Let’s call NULL to a position of a variable that should have a value but is empty. For example, this variable has a NULL in row 5.
Nulls can be of two types: missing values and empty values. It is very important to understand the difference between the two.
A missing value is a value that makes sense there. The above example shows a variable called Hpwr (power) and belonging to a table of data about vehicles. Other variables in the same table are MiGal (miles per gallon), Cyl (number of cylinders),WtLbs (weight in pounds), Acc0-60 (acceleration from 0 to 60 mph, etc.). In this table, the vehicle shown in row 4 lacks the power value. There should be a value, but it is not. This is a missing value kind of NULL.
Instead, an empty value is a value that does not make sense there. For example, consider a variable that indicates the account balance of a client. If the client does not have an account, what should have that variable value for that customer? It can’t be zero, because that would mean that the customer decided to have an account and its balance is $ 0, and this is not true. We will see a little later how to deal with this case.
Now that we are clear about the two types of NULLS, we’ll see what to do in each case.
The simplest case is that of missing values. For some reason the value is not present, although it should be. What to do? The simple answer is to ignore the entire row.There are times when missing values are scattered randomly across the data table, but hopefully not too many. That is, if we took the decision to ignore the rows that have at least one missing value, we are still left with a significant percentage of total rows (for example, only 10% of the rows would be ignored so we would have 90% to work).This is the best solution, but not always possible.
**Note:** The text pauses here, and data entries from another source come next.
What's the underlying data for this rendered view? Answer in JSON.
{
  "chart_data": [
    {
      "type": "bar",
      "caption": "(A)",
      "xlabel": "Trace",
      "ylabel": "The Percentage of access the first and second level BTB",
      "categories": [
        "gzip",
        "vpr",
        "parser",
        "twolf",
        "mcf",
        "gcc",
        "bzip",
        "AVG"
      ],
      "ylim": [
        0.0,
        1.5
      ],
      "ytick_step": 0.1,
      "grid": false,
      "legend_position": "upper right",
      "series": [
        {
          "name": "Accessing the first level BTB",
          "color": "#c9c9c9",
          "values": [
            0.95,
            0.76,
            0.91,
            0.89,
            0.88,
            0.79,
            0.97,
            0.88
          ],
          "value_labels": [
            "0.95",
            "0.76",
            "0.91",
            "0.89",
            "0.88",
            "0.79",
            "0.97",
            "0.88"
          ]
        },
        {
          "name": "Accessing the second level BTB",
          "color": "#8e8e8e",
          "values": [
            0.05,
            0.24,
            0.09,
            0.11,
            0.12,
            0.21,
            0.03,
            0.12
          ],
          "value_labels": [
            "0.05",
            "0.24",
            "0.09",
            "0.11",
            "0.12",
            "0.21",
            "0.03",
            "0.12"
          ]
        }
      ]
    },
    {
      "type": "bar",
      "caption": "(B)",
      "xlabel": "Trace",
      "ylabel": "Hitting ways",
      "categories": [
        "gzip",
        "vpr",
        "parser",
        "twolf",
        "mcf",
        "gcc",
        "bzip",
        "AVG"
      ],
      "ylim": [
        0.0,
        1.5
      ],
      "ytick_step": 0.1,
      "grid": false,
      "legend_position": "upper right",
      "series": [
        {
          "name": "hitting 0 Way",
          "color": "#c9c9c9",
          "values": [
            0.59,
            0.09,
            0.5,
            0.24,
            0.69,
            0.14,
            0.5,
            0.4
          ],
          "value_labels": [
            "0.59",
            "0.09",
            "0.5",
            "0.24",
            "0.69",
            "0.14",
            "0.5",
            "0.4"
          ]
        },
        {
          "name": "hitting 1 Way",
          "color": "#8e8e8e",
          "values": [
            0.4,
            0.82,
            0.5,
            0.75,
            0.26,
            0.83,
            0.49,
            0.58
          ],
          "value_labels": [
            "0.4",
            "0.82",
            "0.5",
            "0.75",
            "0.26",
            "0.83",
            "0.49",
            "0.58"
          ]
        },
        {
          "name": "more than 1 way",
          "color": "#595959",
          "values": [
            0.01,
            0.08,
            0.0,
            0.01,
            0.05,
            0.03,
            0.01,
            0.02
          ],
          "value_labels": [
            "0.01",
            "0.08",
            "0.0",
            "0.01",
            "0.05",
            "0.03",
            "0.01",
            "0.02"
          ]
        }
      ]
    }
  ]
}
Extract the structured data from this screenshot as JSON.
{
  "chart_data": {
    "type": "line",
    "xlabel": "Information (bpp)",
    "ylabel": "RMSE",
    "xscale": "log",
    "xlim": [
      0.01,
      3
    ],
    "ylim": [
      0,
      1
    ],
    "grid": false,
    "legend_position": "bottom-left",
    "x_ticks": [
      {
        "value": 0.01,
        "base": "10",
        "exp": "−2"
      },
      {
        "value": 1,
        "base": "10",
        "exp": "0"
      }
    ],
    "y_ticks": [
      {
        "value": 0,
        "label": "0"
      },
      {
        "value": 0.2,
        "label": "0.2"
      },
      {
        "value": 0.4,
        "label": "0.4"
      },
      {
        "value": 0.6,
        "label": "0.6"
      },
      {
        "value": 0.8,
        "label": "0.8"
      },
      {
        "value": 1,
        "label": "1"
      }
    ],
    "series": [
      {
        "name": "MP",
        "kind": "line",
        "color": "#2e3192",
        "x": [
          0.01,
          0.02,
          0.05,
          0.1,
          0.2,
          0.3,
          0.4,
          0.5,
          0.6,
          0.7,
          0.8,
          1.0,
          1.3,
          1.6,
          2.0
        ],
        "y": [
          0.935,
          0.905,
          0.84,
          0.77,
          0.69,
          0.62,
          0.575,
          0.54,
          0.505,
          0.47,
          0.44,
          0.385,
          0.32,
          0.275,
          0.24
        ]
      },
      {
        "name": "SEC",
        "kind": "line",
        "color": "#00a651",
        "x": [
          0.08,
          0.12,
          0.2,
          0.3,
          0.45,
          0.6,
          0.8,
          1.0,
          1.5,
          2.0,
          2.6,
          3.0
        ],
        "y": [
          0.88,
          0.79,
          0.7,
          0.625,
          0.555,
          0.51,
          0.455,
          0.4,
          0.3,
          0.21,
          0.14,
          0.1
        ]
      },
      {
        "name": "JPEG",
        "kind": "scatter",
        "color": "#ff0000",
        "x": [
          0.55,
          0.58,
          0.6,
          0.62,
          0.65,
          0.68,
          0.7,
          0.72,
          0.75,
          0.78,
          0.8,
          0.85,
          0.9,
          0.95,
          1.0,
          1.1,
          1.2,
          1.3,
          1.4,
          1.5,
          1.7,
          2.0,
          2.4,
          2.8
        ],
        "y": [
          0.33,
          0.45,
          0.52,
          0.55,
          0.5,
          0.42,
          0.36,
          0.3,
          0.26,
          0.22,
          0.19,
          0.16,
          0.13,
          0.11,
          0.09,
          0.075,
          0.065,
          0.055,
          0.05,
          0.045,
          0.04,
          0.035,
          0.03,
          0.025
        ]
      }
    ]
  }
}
Sometimes, while individual variables have only a small percentage of missing values, the fact of considering all variables together makes the ignored number of rows too large to run out of data to analyze. In this case the only answer is to fill the empty values. The problem is choosing the right value. With any value that we use we will be introducing some bias. In the article on data preparation I talked about structure that retains a row. If we replace the missing value by a value that is not appropriate, we will be modifying this structure. Complete with the average value of the variable is not a good idea, for the reason stated above.
Dorian Pyle, in his book Data Preparation for Data Mining makes an exhaustive treatment about NULL replacement. Powerhouse is based on one of these methods for the automatic replacement of missing values that has to do with interfering as little as possible the structure between variables.
Before turning to the treatment of missing values is worth keeping in mind a case that appears very often. Often, the variables that have only two values, such as YES or NO, are completed with a single value (eg YES) and the other value is empty (meaning really that should be NO). That is, if we go by the number of NULL could rule out this variable reported to contain just too NULLS, but further analysis indicated that it only needed replace missing values by NO. Powerhouse can do this automatically through the NRV option during the data load.
Let’s see how to handle NULLS when they are clearly empty values, I mean, they are not completed because it makes sense not to put a value.
In Powerhouse exists one type of variable called Mixed. It may contain numeric and categorical at once. In the example of the account balance, if customers have a checking account, the value is the balance, otherwise the value is an label such as “No account”.
Powerhouse treats this variable as numbers for account customers and as categories for the rest of the customers.
In short, if the number of missing values is not too large, the ideal is to ignore the rows that contain missing values, if not, then replace them so as to interfere as little as possible with the internal structure of the row data.
If NULL values represent empty values, use a string to replace any empty cell so that Powerhouse can automatically treat this variable as Mixed.